Всю зиму протопал я в хорошо разношенных, истончившихся на подъеме валенках. Мой дед подшил к ним дратвой толстые войлочные подошвы, и теперь валенки отменно скользили по отполированному полозьями снегу. Особенно лихо это выходило, когда удавалось подцепиться за облучок мчавшейся мимо кошевой или за край розвальней. Отличные были валенки! Но к весне, когда мама заставила надеть сверху ненавистные мне калоши, на каждой ноге словно добавилось по кирпичу. В такие минуты я казался себе неуклюжим и неповоротливым, а то и вовсе — еле шаркающим дедом. Конечно, минуты эти, когда я словно поглядывал на себя со стороны, были мимолетны. Стоило лишь встретить кого-нибудь из знакомых ребят или пересечь рыночную площадь, где торговали колобками из сваренных в меду семян конопли, как мысли устремлялись совсем на другое…
Рисунки Розы Атлас
Лилина семья снимала квартиру в особняке с зелеными резными наличниками окон. Отныне при виде его не раз мне приходило на ум: хорошо бы завернуть сюда просто так, как забегаю к другу Кольке Лимончику, поболтать о том о сем… Но тут же находились разные причины не делать этого. Я просто робел, не желая признаваться себе в том. Как вдруг…

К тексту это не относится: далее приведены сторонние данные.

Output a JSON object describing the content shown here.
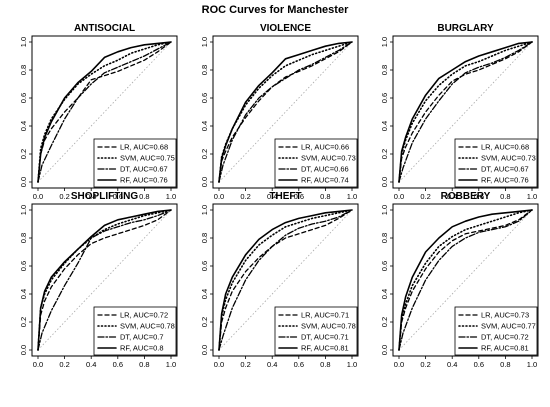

Оказалось: для того, чтобы зайти домой к Лиле, мне не хватало всего лишь новых сапог с брезентовыми голенищами. В них я чувствовал себя намного уверенней и даже неотразимей, чем прежде. Что за чудо-сапоги купила мне мама!
Весна в том году была особенно звонкой и обещающей. Выть может, потому, что с фронтов приходили все более радостные вести. А может, еще и оттого, что в ту весну мне должно было исполниться тринадцать…
Капель под окном не тренькала, а вызванивала марши. Надев сапоги, я вышел во двор и зажмурился. Сияло, искрилось, блестело на солнце все вокруг: и рыжие вихры соломы на стайке, где жевала жвачку наша корова Майка, и лужа, в которой скользило белое облако, и оплывший, разинувший пасть сугроб с тонкими зубами сосулек.
Я потоптался возле той лужи, попробовал ногой хрупкую пластину льда, оставшуюся от ночных заморозков, и пошел к дому с зелеными резными наличниками окон.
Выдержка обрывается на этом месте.